|Nebraska is a state that lies in both the Great Plains and the Midwestern United States. It is bordered by South Dakota to the north; Iowa to the east and Missouri to the southeast, both across the Missouri River; Kansas to the south; Colorado to the southwest; and Wyoming to the west. It is the only triply landlocked U.S. state.
Nebraska’s area is just over 77,220 square miles (200,000 km2) with a population of almost 1.9 million people. Its state capital is Lincoln, and its largest city is Omaha, which is on the Missouri River.

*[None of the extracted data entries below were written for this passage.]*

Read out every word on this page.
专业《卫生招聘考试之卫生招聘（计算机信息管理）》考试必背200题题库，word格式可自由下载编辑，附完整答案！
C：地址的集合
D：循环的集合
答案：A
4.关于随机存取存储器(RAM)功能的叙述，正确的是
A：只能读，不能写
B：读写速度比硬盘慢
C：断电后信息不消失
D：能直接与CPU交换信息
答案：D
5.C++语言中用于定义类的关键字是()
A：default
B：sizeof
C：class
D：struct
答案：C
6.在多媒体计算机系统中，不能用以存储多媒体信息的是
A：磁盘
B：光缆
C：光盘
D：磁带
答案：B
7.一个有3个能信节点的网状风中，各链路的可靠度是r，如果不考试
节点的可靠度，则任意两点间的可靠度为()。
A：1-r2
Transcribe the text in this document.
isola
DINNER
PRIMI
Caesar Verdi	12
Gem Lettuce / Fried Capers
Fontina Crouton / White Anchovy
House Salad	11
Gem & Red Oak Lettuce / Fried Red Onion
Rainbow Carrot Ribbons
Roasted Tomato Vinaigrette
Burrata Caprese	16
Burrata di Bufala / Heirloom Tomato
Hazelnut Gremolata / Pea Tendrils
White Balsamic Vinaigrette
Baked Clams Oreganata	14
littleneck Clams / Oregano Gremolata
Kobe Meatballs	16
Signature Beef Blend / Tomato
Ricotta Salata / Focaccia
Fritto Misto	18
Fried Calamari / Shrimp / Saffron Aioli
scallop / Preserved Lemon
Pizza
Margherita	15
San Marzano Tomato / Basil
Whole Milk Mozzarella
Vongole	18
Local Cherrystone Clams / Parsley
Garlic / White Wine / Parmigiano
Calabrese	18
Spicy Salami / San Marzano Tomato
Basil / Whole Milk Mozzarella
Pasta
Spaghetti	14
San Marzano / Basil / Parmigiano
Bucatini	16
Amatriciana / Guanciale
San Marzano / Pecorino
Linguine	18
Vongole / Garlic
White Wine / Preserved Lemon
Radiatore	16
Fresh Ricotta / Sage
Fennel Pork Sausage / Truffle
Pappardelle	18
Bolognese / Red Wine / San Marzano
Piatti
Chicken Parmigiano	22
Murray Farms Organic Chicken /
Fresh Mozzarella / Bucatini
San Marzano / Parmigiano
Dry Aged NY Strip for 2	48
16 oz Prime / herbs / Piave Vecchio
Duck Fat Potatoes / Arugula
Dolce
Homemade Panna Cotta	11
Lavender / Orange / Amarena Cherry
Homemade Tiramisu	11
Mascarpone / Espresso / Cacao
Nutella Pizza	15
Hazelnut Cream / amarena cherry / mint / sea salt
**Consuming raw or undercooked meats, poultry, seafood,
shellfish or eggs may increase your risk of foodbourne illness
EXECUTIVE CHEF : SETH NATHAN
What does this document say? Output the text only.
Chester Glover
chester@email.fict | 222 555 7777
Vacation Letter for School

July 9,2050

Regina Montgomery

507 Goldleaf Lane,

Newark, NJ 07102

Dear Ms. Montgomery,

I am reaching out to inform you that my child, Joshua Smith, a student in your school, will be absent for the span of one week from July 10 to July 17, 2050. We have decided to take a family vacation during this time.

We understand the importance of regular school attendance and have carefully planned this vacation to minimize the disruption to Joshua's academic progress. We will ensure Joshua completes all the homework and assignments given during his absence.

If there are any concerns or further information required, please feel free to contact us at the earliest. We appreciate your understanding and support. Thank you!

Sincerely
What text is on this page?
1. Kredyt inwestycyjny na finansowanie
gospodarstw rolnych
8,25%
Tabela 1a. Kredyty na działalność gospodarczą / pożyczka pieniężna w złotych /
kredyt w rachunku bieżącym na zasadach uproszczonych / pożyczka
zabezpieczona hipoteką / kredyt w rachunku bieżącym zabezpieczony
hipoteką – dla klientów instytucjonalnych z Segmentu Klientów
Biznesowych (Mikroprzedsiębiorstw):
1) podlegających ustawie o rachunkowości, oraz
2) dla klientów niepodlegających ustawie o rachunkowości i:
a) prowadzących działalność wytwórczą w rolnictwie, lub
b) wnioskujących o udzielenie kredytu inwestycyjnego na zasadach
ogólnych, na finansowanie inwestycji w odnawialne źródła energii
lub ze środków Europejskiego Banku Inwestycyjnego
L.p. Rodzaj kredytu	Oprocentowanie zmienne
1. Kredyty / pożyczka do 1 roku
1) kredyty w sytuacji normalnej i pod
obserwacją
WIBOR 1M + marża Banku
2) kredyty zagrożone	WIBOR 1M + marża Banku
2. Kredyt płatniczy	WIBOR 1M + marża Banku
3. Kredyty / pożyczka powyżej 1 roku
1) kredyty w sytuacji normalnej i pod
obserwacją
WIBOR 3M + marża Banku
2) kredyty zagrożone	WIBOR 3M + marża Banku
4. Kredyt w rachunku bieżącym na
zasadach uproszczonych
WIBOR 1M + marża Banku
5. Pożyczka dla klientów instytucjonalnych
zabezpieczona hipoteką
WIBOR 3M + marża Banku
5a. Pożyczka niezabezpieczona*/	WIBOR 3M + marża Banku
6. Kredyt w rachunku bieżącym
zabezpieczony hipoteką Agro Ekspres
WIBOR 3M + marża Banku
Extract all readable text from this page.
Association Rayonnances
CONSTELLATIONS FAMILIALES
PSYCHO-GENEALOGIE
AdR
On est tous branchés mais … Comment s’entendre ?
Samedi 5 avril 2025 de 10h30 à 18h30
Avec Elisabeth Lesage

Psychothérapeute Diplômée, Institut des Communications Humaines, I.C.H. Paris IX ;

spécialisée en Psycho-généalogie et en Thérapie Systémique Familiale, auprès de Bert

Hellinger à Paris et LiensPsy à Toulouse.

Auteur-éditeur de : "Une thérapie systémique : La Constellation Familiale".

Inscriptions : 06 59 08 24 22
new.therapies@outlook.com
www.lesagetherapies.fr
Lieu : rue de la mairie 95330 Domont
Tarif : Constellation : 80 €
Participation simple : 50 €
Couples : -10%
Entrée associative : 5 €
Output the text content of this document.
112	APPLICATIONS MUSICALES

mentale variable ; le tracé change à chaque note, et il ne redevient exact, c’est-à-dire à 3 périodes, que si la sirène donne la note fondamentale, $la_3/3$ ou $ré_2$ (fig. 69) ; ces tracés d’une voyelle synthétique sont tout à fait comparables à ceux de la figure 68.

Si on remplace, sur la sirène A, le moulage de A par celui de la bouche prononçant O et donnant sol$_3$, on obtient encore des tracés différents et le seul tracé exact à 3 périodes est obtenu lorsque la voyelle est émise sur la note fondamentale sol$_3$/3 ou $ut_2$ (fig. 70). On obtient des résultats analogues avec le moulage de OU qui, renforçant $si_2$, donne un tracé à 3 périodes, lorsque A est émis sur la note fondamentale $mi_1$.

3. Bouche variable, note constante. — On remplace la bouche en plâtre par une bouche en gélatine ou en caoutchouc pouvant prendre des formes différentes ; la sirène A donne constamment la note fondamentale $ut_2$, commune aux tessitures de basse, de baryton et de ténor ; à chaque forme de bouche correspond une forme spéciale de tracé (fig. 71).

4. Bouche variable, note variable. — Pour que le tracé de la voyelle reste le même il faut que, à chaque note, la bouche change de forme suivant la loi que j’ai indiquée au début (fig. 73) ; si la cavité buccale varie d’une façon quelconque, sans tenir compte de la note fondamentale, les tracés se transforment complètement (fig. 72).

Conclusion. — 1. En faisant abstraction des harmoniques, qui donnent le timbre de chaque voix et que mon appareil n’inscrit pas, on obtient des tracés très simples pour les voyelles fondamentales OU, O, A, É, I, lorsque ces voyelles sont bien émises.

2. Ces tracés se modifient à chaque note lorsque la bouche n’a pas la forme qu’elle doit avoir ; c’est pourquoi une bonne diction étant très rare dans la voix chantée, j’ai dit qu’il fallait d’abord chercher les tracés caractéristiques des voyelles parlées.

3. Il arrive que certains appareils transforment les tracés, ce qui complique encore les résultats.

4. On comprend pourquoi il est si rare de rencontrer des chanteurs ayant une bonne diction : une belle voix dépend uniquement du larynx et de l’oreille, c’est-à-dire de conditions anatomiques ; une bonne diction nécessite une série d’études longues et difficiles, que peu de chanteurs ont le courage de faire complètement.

Indigenous peoples, including Omaha, Missouria, Ponca, Pawnee, Otoe, and various branches of the Lakota (Sioux) tribes, lived in the region for thousands of years before European exploration. The state is crossed by many historic trails, including that of the Lewis and Clark Expedition.
Nebraska was admitted as the 37th state of the United States in 1867. It is the only state in the United States whose legislature is unicameral and officially nonpartisan.
Nebraska is composed of two major land regions: the Dissected Till Plains and the Great Plains. The Dissected Till Plains region consists of gently rolling hills and contains the state’s largest cities, Omaha and Lincoln. The Great Plains region, occupying most of western Nebraska, is characterized by treeless prairie, suitable for cattle-grazing.
Nebraska has two major climatic zones. The eastern half of the state has a humid continental climate (Köppen climate classification Dfa); a unique warmer subtype considered “warm-temperate” exists near the southern plains like in Kansas and Oklahoma which have a predominantly humid subtropical climate. The western half of the state has a primarily semi-arid climate (Koppen BSk). The state has wide variations between winter and summer temperatures, variations that decrease moving south in the state. Violent thunderstorms and tornadoes occur primarily during spring and summer and sometimes in autumn. Chinook winds tend to warm the state significantly in the winter and early spring.